The following options only have an effect on the initial clone of a repository:

  ``hgsubversion.layout``

    Set the layout of the repository. ``standard`` assumes a normal
    trunk/branches/tags layout. ``single`` means that the entire
    repository is converted into a single branch. The default,
    ``auto``, causes hgsubversion to assume a standard layout if any
    of trunk, branches, or tags exist within the specified directory
    on the server.

  ``hgsubversion.startrev``

    Convert Subversion revisions starting at the one specified, either an
    integer revision or ``HEAD``; ``HEAD`` causes only the latest revision to be
    pulled. The default is to pull everything.

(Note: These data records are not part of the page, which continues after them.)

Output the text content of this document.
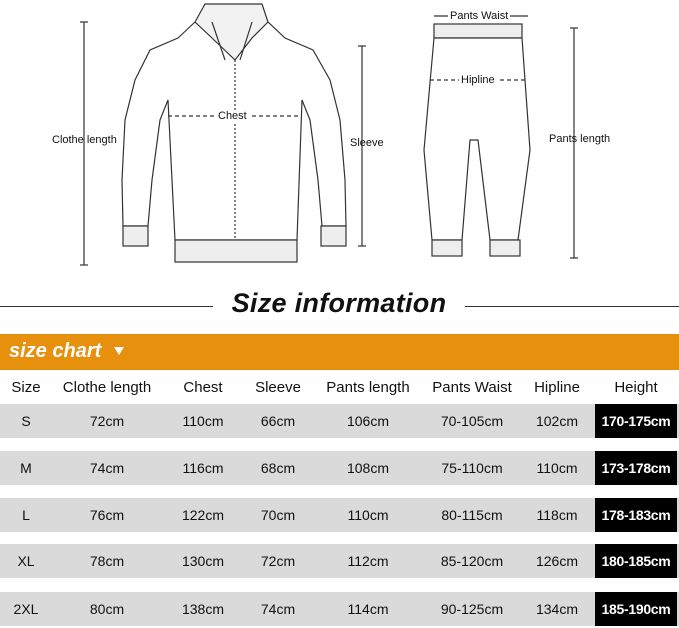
Clothe length
Chest
Sleeve
Pants Waist
Hipline
Pants length
Size information
size chart
Size	Clothe length	Chest	Sleeve	Pants length	Pants Waist	Hipline	Height
S	72cm	110cm	66cm	106cm	70-105cm	102cm	170-175cm
M	74cm	116cm	68cm	108cm	75-110cm	110cm	173-178cm
L	76cm	122cm	70cm	110cm	80-115cm	118cm	178-183cm
XL	78cm	130cm	72cm	112cm	85-120cm	126cm	180-185cm
2XL	80cm	138cm	74cm	114cm	90-125cm	134cm	185-190cm
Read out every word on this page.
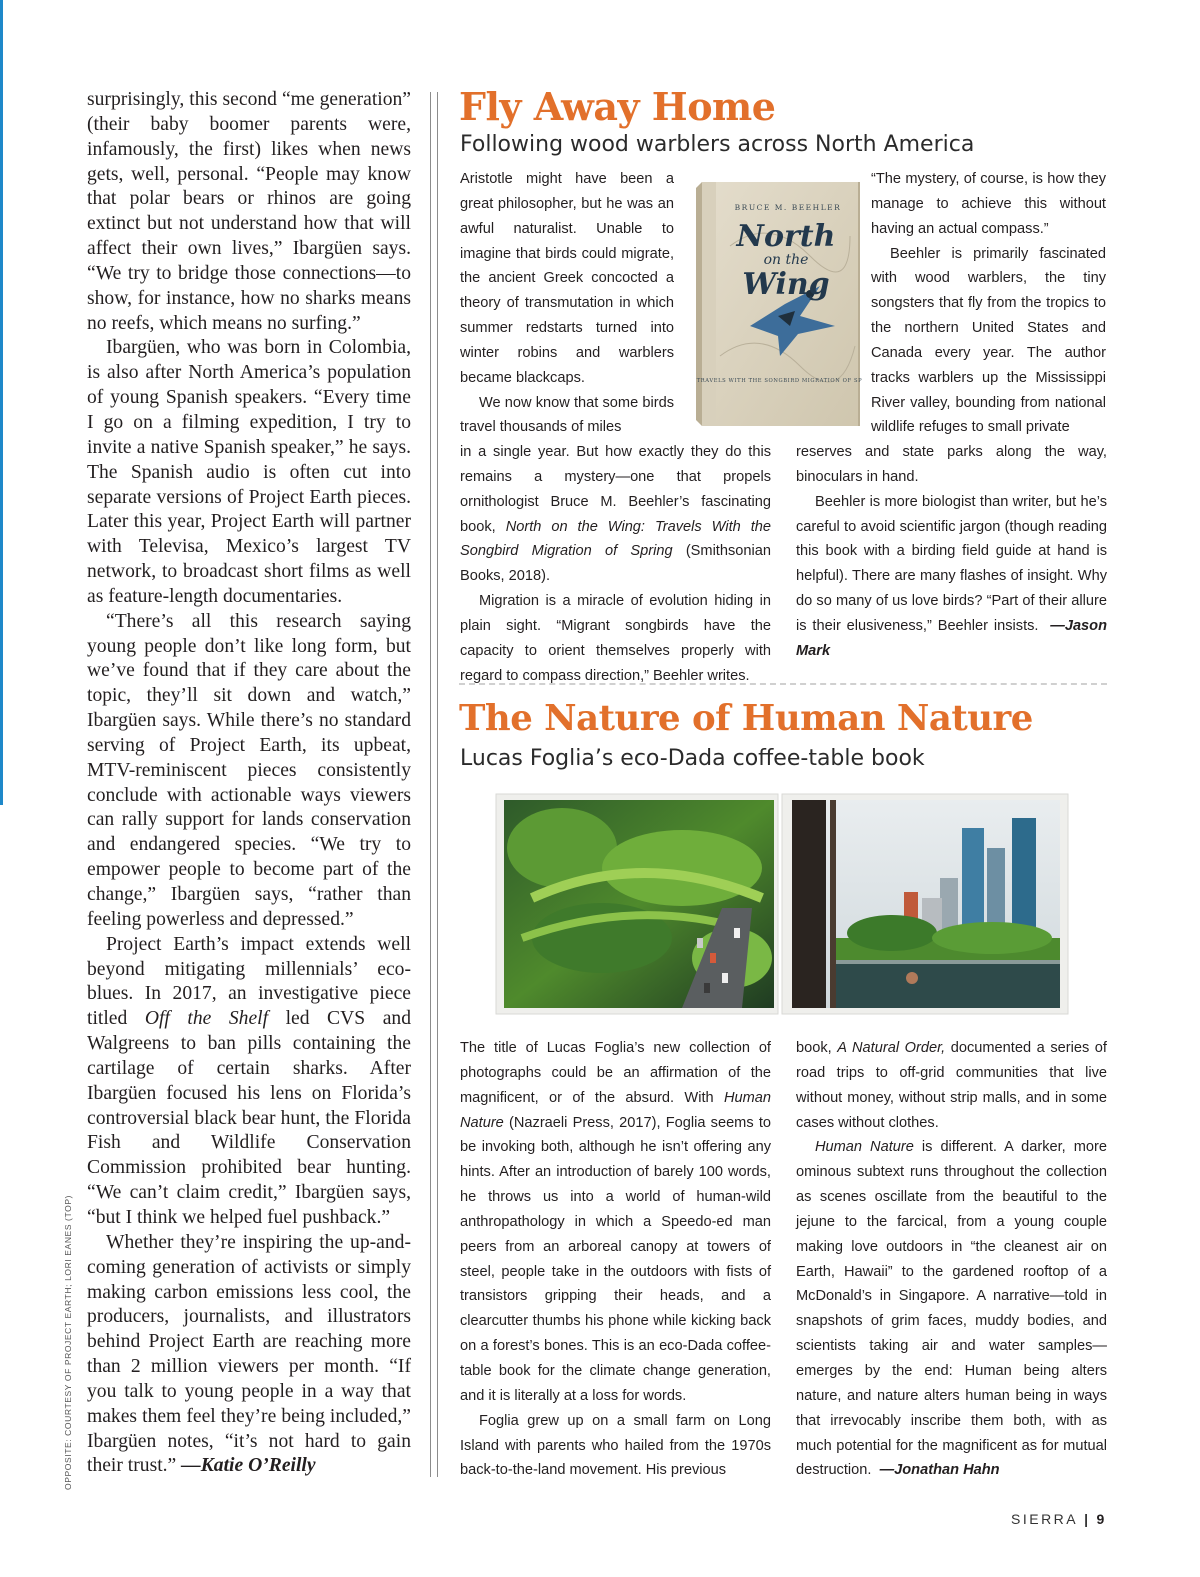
OPPOSITE: COURTESY OF PROJECT EARTH; LORI EANES (TOP)

surprisingly, this second “me generation” (their baby boomer parents were, infamously, the first) likes when news gets, well, personal. “People may know that polar bears or rhinos are going extinct but not understand how that will affect their own lives,” Ibargüen says. “We try to bridge those connections—to show, for instance, how no sharks means no reefs, which means no surfing.”

Ibargüen, who was born in Colombia, is also after North America’s population of young Spanish speakers. “Every time I go on a filming expedition, I try to invite a native Spanish speaker,” he says. The Spanish audio is often cut into separate versions of Project Earth pieces. Later this year, Project Earth will partner with Televisa, Mexico’s largest TV network, to broadcast short films as well as feature-length documentaries.

“There’s all this research saying young people don’t like long form, but we’ve found that if they care about the topic, they’ll sit down and watch,” Ibargüen says. While there’s no standard serving of Project Earth, its upbeat, MTV-reminiscent pieces consistently conclude with actionable ways viewers can rally support for lands conservation and endangered species. “We try to empower people to become part of the change,” Ibargüen says, “rather than feeling powerless and depressed.”

Project Earth’s impact extends well beyond mitigating millennials’ eco-blues. In 2017, an investigative piece titled Off the Shelf led CVS and Walgreens to ban pills containing the cartilage of certain sharks. After Ibargüen focused his lens on Florida’s controversial black bear hunt, the Florida Fish and Wildlife Conservation Commission prohibited bear hunting. “We can’t claim credit,” Ibargüen says, “but I think we helped fuel pushback.”

Whether they’re inspiring the up-and-coming generation of activists or simply making carbon emissions less cool, the producers, journalists, and illustrators behind Project Earth are reaching more than 2 million viewers per month. “If you talk to young people in a way that makes them feel they’re being included,” Ibargüen notes, “it’s not hard to gain their trust.” —Katie O’Reilly

Fly Away Home
Following wood warblers across North America

Aristotle might have been a great philosopher, but he was an awful naturalist. Unable to imagine that birds could migrate, the ancient Greek concocted a theory of transmutation in which summer redstarts turned into winter robins and warblers became blackcaps.

We now know that some birds travel thousands of miles

BRUCE M. BEEHLER
North
on the
Wing
TRAVELS WITH THE SONGBIRD MIGRATION OF SPRING

“The mystery, of course, is how they manage to achieve this without having an actual compass.”

Beehler is primarily fascinated with wood warblers, the tiny songsters that fly from the tropics to the northern United States and Canada every year. The author tracks warblers up the Mississippi River valley, bounding from national wildlife refuges to small private

in a single year. But how exactly they do this remains a mystery—one that propels ornithologist Bruce M. Beehler’s fascinating book, North on the Wing: Travels With the Songbird Migration of Spring (Smithsonian Books, 2018).

Migration is a miracle of evolution hiding in plain sight. “Migrant songbirds have the capacity to orient themselves properly with regard to compass direction,” Beehler writes.

reserves and state parks along the way, binoculars in hand.

Beehler is more biologist than writer, but he’s careful to avoid scientific jargon (though reading this book with a birding field guide at hand is helpful). There are many flashes of insight. Why do so many of us love birds? “Part of their allure is their elusiveness,” Beehler insists. —Jason Mark

The Nature of Human Nature
Lucas Foglia’s eco-Dada coffee-table book

The title of Lucas Foglia’s new collection of photographs could be an affirmation of the magnificent, or of the absurd. With Human Nature (Nazraeli Press, 2017), Foglia seems to be invoking both, although he isn’t offering any hints. After an introduction of barely 100 words, he throws us into a world of human-wild anthropathology in which a Speedo-ed man peers from an arboreal canopy at towers of steel, people take in the outdoors with fists of transistors gripping their heads, and a clearcutter thumbs his phone while kicking back on a forest’s bones. This is an eco-Dada coffee-table book for the climate change generation, and it is literally at a loss for words.

Foglia grew up on a small farm on Long Island with parents who hailed from the 1970s back-to-the-land movement. His previous

book, A Natural Order, documented a series of road trips to off-grid communities that live without money, without strip malls, and in some cases without clothes.

Human Nature is different. A darker, more ominous subtext runs throughout the collection as scenes oscillate from the beautiful to the jejune to the farcical, from a young couple making love outdoors in “the cleanest air on Earth, Hawaii” to the gardened rooftop of a McDonald’s in Singapore. A narrative—told in snapshots of grim faces, muddy bodies, and scientists taking air and water samples—emerges by the end: Human being alters nature, and nature alters human being in ways that irrevocably inscribe them both, with as much potential for the magnificent as for mutual destruction. —Jonathan Hahn

SIERRA | 9
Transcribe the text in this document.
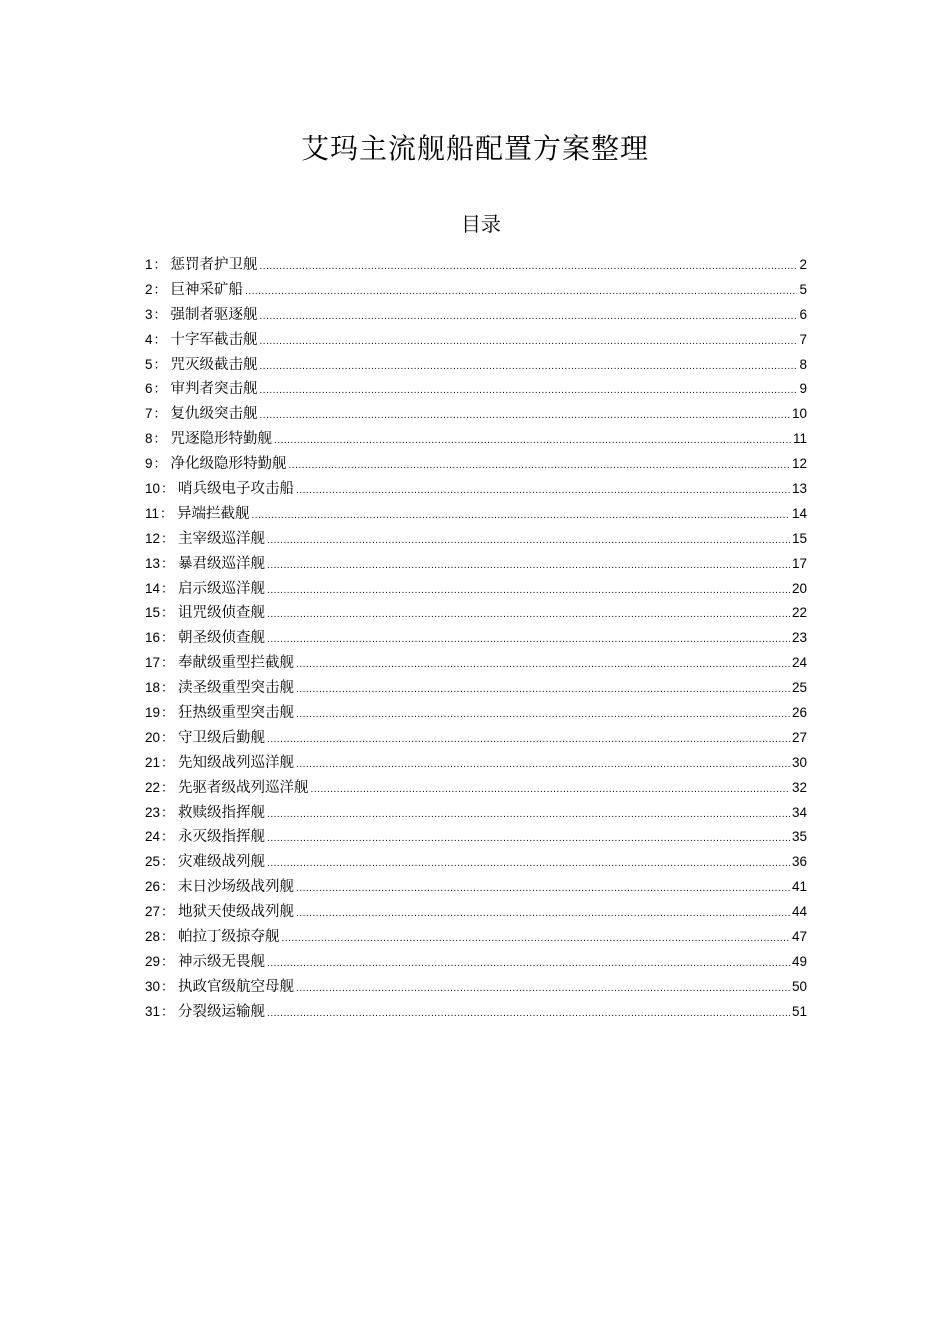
艾玛主流舰船配置方案整理
目录
1 ： 惩罚者护卫舰 .....	2
2 ： 巨神采矿船 .....	5
3 ： 强制者驱逐舰 .....	6
4 ： 十字军截击舰 .....	7
5 ： 咒灭级截击舰 .....	8
6 ： 审判者突击舰 .....	9
7 ： 复仇级突击舰 .....	10
8 ： 咒逐隐形特勤舰 .....	11
9 ： 净化级隐形特勤舰 .....	12
10 ： 哨兵级电子攻击船 .....	13
11 ： 异端拦截舰 .....	14
12 ： 主宰级巡洋舰 .....	15
13 ： 暴君级巡洋舰 .....	17
14 ： 启示级巡洋舰 .....	20
15 ： 诅咒级侦查舰 .....	22
16 ： 朝圣级侦查舰 .....	23
17 ： 奉献级重型拦截舰 .....	24
18 ： 渎圣级重型突击舰 .....	25
19 ： 狂热级重型突击舰 .....	26
20 ： 守卫级后勤舰 .....	27
21 ： 先知级战列巡洋舰 .....	30
22 ： 先驱者级战列巡洋舰 .....	32
23 ： 救赎级指挥舰 .....	34
24 ： 永灭级指挥舰 .....	35
25 ： 灾难级战列舰 .....	36
26 ： 末日沙场级战列舰 .....	41
27 ： 地狱天使级战列舰 .....	44
28 ： 帕拉丁级掠夺舰 .....	47
29 ： 神示级无畏舰 .....	49
30 ： 执政官级航空母舰 .....	50
31 ： 分裂级运输舰 .....	51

  ``hgsubversion.tagpaths``

    Specifies one or more paths in the Subversion repository that
    contain tags. The default is to only look in ``tags``. This option has no
    effect for single-directory clones.

  ``hgsubversion.unsafeskip``

    A space or comma separated list of Subversion revision numbers to
    skip over when pulling or cloning.  This can be useful for
    troublesome commits, such as someone accidentally deleting trunk
    and then restoring it.  (In delete-and-restore cases, you may also
    need to clone or pull in multiple steps, to help hgsubversion
    track history correctly.)

    NOTE: this option is dangerous.  Careless use can make it
    impossible to pull later Subversion revisions cleanly, e.g. if the
    content of a file depends on changes made in a skipped rev.
    Skipping a rev may also prevent future invocations of ``hg svn
    verify`` from succeeding (if the contents of the Mercurial repo
    become out of step with the contents of the Subversion repo).  If
    you use this option, be sure to carefully check the result of a
    pull afterwards.

Please note that some of these options may be specified as command line options
as well, and when done so, will override the configuration. If an authormap,
filemap or branchmap is specified, its contents will be read and stored for use
in future pulls.

Finally, the following environment variables can be used for testing a
deployment of hgsubversion:

  ``HGSUBVERSION_BINDINGS``

    By default, hgsubversion will use Subvertpy, but fall back to the SWIG
    bindings. Set this variable to either ``SWIG`` or ``Subvertpy`` (case-
    insensitive) to force that set of bindings.